Of course, campaigning for HIV awareness sort of runs in Harry’s bloodline. His mother, HRH Diana, Princess of Wales was a stalwart HIV/AIDS activist, and was even photographed shaking hands with an HIV positive man in 1987, at the height of the aids epidemic. While now that seems like not such a big deal, back in the 80s, at the height of the aids epidemic, there was a lot of hysteria and misinformation in circulation about HIV and AIDS, and a lot of people suffered terrible discrimination on the basis of either the fact that they were positive, or even that they were homosexual. The disease was really only “discovered” (by which I mean identified and described) by the American Center for disease Control (the CDC) in 1981, when public health officials flagged-up similar lung infections that had occurred in no less that five gay men living in the Los Angeles area. We would later go on to know that “lung infection” as PCP pneumonia. This discovery led to the discovery that all five of these men (a few of which had already died by the time the report had been made public) also had other “opportunistic” (to use the medical term) infections that usually only occur in patients with compromised immune systems. It was that realisation that led the CDC to realise how the disease really exploded among gay males.  Nowadays (looking again at UK statistics), heterosexual men and black women are quickly closing-in on this demographic, although men who have sex with men are still the largest affected group.

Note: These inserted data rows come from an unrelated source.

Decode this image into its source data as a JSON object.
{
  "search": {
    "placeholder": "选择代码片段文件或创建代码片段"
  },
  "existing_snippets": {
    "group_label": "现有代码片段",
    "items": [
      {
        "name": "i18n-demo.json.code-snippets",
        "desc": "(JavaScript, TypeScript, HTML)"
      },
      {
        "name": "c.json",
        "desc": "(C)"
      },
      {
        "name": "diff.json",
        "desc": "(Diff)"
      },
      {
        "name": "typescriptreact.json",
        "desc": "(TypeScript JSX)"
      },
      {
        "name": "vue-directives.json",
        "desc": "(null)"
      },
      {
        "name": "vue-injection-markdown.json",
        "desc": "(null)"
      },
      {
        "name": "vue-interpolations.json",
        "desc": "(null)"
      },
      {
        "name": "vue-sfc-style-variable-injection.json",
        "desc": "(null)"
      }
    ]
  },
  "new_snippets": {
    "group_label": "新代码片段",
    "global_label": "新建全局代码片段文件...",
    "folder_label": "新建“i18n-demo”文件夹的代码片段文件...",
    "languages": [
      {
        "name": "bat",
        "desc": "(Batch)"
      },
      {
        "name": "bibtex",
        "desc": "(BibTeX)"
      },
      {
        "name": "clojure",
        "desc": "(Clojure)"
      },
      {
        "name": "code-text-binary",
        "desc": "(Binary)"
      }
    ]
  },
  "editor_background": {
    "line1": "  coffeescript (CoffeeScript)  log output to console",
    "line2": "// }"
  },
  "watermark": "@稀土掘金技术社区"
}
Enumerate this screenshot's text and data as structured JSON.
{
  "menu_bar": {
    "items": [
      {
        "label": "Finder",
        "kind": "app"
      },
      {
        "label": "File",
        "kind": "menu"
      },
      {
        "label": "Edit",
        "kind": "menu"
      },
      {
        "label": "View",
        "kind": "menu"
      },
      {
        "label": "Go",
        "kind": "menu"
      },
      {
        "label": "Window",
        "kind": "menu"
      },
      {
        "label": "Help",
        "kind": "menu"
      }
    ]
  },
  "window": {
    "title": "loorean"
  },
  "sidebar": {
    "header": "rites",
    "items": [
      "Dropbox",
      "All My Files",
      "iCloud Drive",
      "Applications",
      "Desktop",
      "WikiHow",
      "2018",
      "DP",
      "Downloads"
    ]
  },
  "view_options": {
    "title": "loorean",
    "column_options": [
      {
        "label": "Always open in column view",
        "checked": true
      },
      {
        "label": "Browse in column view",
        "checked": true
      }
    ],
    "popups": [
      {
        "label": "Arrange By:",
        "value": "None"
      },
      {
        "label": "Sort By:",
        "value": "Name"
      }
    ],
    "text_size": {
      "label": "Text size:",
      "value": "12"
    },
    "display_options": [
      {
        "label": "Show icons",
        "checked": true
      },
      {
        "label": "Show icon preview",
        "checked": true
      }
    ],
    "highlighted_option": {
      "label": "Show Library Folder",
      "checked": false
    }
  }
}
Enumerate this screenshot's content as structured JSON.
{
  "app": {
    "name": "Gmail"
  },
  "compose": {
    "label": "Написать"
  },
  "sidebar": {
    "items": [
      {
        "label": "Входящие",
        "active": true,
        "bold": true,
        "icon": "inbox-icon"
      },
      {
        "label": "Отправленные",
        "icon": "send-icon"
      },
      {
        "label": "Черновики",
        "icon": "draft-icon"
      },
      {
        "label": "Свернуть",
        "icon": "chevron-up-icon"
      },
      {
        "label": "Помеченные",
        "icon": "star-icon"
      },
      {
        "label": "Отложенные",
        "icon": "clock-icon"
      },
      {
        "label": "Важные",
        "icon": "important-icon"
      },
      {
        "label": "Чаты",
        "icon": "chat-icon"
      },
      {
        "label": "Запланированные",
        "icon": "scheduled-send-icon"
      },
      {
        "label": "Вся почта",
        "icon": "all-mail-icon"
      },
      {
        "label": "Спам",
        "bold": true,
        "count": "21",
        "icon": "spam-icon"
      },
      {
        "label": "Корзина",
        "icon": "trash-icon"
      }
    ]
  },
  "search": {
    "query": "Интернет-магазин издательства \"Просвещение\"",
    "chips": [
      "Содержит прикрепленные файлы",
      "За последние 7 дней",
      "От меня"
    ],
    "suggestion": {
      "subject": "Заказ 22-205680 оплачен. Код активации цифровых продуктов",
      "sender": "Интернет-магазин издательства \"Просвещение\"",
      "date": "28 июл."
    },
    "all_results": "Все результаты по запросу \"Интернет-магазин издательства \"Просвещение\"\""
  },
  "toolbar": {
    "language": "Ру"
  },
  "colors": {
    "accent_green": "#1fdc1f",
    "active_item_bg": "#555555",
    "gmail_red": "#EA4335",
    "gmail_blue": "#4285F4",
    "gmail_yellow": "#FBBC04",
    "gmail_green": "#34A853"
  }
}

Worldwide, 36.9 million people are living with HIV, with a majority of them living in low-income to poverty-stricken regions. Of those 36.9 million people, 2.6 million are children. Sub-Saharan Africa is particularly hard hit, with a staggering 28.5 million people living with the disease in that region alone.

Ian Green is the Chief Executive of the Terrence Higgins Trust, a sexual health and education charity in the UK that was present at the event. He spoke to The Guardian in praise of Harry, calling his commitment to fighting HIV ” genuine and personal”,  and later called the event a “groundbreaking moment in the fight against HIV.”

Harry himself was the very portrait of poised, royal deportment. Of the issue, he had this to say.

Whether you are a man, woman, gay, straight, black, white, whatever, or even ginger – why wouldn’t you come and have a test? We all shouldn’t be on the other side of the river pointing, saying: ‘You should get the test.’ To normalise the situation surely it’s better if everyone gets tested. Let’s all get tested.